Hybrid Control and Personalized Memory
- Hybrid CLI/GUI Action Routing: CLI primitives are exploited where available for efficiency, with fallbacks to GUI-based control for universality and interpretability.
- Persistent Personalized Memory: User context, frequent contacts, and app usage statistics are embedded and retrieved across agent sessions for routine and adaptive behaviors. Duplicate memory entries are actively merged, maintaining relevance and scalability over time.

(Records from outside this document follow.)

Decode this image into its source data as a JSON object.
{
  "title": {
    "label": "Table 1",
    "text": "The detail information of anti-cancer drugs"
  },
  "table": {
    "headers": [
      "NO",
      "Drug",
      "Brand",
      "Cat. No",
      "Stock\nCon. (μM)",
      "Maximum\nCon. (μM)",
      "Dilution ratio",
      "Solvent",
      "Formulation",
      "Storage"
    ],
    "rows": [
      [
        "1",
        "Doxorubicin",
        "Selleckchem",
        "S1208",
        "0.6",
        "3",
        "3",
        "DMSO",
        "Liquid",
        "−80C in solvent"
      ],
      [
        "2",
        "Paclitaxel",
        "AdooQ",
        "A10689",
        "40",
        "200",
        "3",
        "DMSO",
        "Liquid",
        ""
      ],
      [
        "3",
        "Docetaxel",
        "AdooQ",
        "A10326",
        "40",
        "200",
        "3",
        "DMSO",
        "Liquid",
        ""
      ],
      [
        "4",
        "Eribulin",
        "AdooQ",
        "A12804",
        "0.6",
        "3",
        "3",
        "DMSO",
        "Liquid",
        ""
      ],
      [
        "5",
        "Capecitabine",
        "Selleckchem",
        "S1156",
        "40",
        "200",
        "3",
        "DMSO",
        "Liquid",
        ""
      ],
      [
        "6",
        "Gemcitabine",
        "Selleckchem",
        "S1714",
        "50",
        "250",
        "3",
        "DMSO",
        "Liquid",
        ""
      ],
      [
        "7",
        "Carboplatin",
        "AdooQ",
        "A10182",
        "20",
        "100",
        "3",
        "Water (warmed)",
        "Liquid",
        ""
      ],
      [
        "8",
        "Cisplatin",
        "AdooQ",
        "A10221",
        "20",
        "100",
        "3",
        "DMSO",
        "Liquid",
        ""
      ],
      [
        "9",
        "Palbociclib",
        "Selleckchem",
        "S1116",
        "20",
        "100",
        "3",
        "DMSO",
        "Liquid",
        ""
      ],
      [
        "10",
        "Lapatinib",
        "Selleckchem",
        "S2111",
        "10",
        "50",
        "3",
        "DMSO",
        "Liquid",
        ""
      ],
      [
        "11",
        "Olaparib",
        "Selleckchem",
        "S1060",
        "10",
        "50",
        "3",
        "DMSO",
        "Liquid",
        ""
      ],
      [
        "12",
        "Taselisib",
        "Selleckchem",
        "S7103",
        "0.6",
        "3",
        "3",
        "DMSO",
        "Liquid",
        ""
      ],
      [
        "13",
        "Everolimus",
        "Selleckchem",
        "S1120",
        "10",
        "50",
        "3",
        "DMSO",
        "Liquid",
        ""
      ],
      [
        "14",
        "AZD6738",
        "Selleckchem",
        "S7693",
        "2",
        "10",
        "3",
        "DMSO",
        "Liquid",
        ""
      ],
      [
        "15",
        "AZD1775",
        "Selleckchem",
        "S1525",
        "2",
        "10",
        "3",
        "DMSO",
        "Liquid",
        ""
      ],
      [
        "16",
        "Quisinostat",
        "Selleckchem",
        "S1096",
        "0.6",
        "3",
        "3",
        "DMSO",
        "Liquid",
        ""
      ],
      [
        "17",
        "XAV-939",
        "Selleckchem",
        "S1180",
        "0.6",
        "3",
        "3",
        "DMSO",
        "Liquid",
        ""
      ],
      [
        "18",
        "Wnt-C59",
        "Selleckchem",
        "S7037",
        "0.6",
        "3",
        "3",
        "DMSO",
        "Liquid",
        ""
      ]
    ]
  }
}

Benchmark evaluation can be triggered from any chat interface via natural language, and the agent returns structured result breakdowns, closing the loop between system evaluation and user deployment.
Empirical Validation
The effectiveness of ClawGUI is validated through:
- End-to-end training of ClawGUI-2B (based on MAI-UI-2B, sharing base weights) with the new RL infrastructure. On MobileWorld GUI-Only, ClawGUI-2B achieves a 17.1% Success Rate, strongly outperforming the same-scale MAI-UI-2B baseline (11.1%) and even surpassing larger models such as Qwen3-VL-32B (11.9%) and UI-Venus-72B (16.4%).

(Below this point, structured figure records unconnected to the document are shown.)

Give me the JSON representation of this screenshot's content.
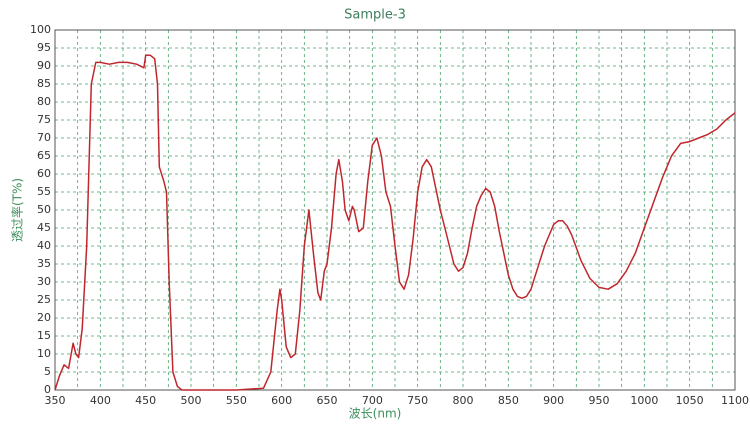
{
  "chart_data": {
    "type": "line",
    "title": "Sample-3",
    "x_label": "波长(nm)",
    "y_label": "透过率(T%)",
    "x": [
      350,
      355,
      360,
      365,
      370,
      373,
      376,
      380,
      385,
      390,
      395,
      400,
      410,
      420,
      430,
      440,
      448,
      450,
      455,
      460,
      463,
      465,
      470,
      473,
      476,
      480,
      485,
      490,
      500,
      550,
      580,
      588,
      595,
      598,
      600,
      605,
      610,
      615,
      620,
      625,
      630,
      635,
      640,
      643,
      647,
      650,
      655,
      660,
      663,
      667,
      670,
      674,
      678,
      680,
      685,
      690,
      695,
      700,
      705,
      710,
      715,
      720,
      725,
      730,
      735,
      740,
      745,
      750,
      755,
      760,
      765,
      770,
      775,
      780,
      785,
      790,
      795,
      800,
      805,
      810,
      815,
      820,
      825,
      830,
      835,
      840,
      845,
      850,
      855,
      860,
      865,
      870,
      875,
      880,
      890,
      900,
      905,
      910,
      915,
      920,
      930,
      940,
      950,
      960,
      970,
      980,
      990,
      1000,
      1010,
      1020,
      1030,
      1040,
      1050,
      1060,
      1070,
      1080,
      1090,
      1100
    ],
    "series": [
      {
        "name": "Sample-3",
        "color": "#c0272d",
        "values": [
          0,
          4,
          7,
          6,
          13,
          10,
          9,
          17,
          40,
          85,
          91,
          91,
          90.5,
          91,
          91,
          90.5,
          89.5,
          93,
          93,
          92,
          85,
          62,
          58,
          55,
          30,
          5,
          1,
          0,
          0,
          0,
          0.5,
          5,
          22,
          28,
          25,
          12,
          9,
          10,
          22,
          40,
          50,
          38,
          27,
          25,
          33,
          35,
          45,
          60,
          64,
          58,
          50,
          47,
          51,
          50,
          44,
          45,
          58,
          68,
          70,
          65,
          55,
          51,
          40,
          30,
          28,
          32,
          42,
          55,
          62,
          64,
          62,
          56,
          50,
          45,
          40,
          35,
          33,
          34,
          38,
          45,
          51,
          54,
          56,
          55,
          51,
          44,
          38,
          32,
          28,
          26,
          25.5,
          26,
          28,
          32,
          40,
          46,
          47,
          47,
          45.5,
          43,
          36,
          31,
          28.5,
          28,
          29.5,
          33,
          38,
          45,
          52,
          59,
          65,
          68.5,
          69,
          70,
          71,
          72.5,
          75,
          77
        ]
      }
    ],
    "xlim": [
      350,
      1100
    ],
    "xticks": [
      350,
      400,
      450,
      500,
      550,
      600,
      650,
      700,
      750,
      800,
      850,
      900,
      950,
      1000,
      1050,
      1100
    ],
    "ylim": [
      0,
      100
    ],
    "yticks": [
      0,
      5,
      10,
      15,
      20,
      25,
      30,
      35,
      40,
      45,
      50,
      55,
      60,
      65,
      70,
      75,
      80,
      85,
      90,
      95,
      100
    ],
    "grid": true
  }
}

- Ablations demonstrate the pivotal contribution of dense step-level rewards, as discussed above.
- Agentic frameworks based on proprietary frontier models (e.g., Gemini-3-Pro + UI-Ins-7B, Claude-4.5-Sonnet + UI-Ins-7B) report higher numbers but require closed-source planners—ClawGUI aims to make comparable methods available and reproducible in the open domain.

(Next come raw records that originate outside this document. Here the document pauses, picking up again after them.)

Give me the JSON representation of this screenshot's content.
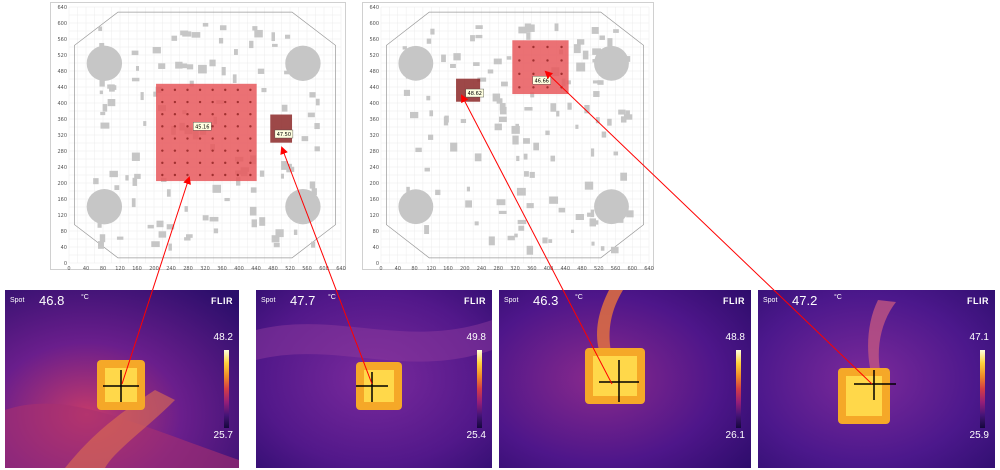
{
  "layout_plots": {
    "y_ticks": [
      "640",
      "600",
      "560",
      "520",
      "480",
      "440",
      "400",
      "360",
      "320",
      "280",
      "240",
      "200",
      "160",
      "120",
      "80",
      "40",
      "0"
    ],
    "x_ticks": [
      "0",
      "40",
      "80",
      "120",
      "160",
      "200",
      "240",
      "280",
      "320",
      "360",
      "400",
      "440",
      "480",
      "520",
      "560",
      "600",
      "640"
    ],
    "hotspots": {
      "left_large": "45.16",
      "left_small": "47.50",
      "right_small": "48.62",
      "right_large": "46.66"
    }
  },
  "thermal_images": [
    {
      "spot_label": "Spot",
      "spot_value": "46.8",
      "unit": "°C",
      "brand": "FLIR",
      "scale_max": "48.2",
      "scale_min": "25.7"
    },
    {
      "spot_label": "Spot",
      "spot_value": "47.7",
      "unit": "°C",
      "brand": "FLIR",
      "scale_max": "49.8",
      "scale_min": "25.4"
    },
    {
      "spot_label": "Spot",
      "spot_value": "46.3",
      "unit": "°C",
      "brand": "FLIR",
      "scale_max": "48.8",
      "scale_min": "26.1"
    },
    {
      "spot_label": "Spot",
      "spot_value": "47.2",
      "unit": "°C",
      "brand": "FLIR",
      "scale_max": "47.1",
      "scale_min": "25.9"
    }
  ],
  "colors": {
    "hotspot_red": "#e8585c",
    "hotspot_dark": "#8c2828",
    "pad_gray": "#c6c6c6",
    "arrow": "#ff0000"
  }
}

Implications and Future Directions
Infrastructure as performance multiplier: The results underscore that advanced RL infrastructure and strict evaluation control can close substantial performance gaps without requiring massive increases in base model scale or post hoc tricks.
Mass-deployable, open-source pipeline: With public code and prediction artifacts, ClawGUI fulfills a reproducibility mandate and serves as a benchmark substrate for further experimental work on agent decision algorithms and reward engineering.
Towards system-level, persistent agents: The integrated design of personalized memory and hybrid control in ClawGUI-Agent aligns with a vision of continual, user-adaptive, and on-device agentic intelligence. Medium-term directions include tighter OS-level integration, privacy-preserving local training, and the introduction of predictive GUI world models to support model-based planning, aligning with research on GUI environment dynamics (Zheng et al., 10 Feb 2026, Luo et al., 15 Apr 2025).
Conclusion
ClawGUI is the first open-source framework to robustly unify RL training (across emulated/real devices), reproducible evaluation, and deployment for GUI agents. By offering robust infrastructure for end-to-end GUI agent development, ClawGUI enables strong models with modest scale to outperform much larger vanilla baselines, strictly defines evaluation protocols for trustworthy comparisons, and translates these gains to practical, real-world user platforms with personalized persistence.
This framework lays a foundation for both community-wide scientific progress and the rapid prototyping and deployment of user-facing, capable GUI agents (2604.11784).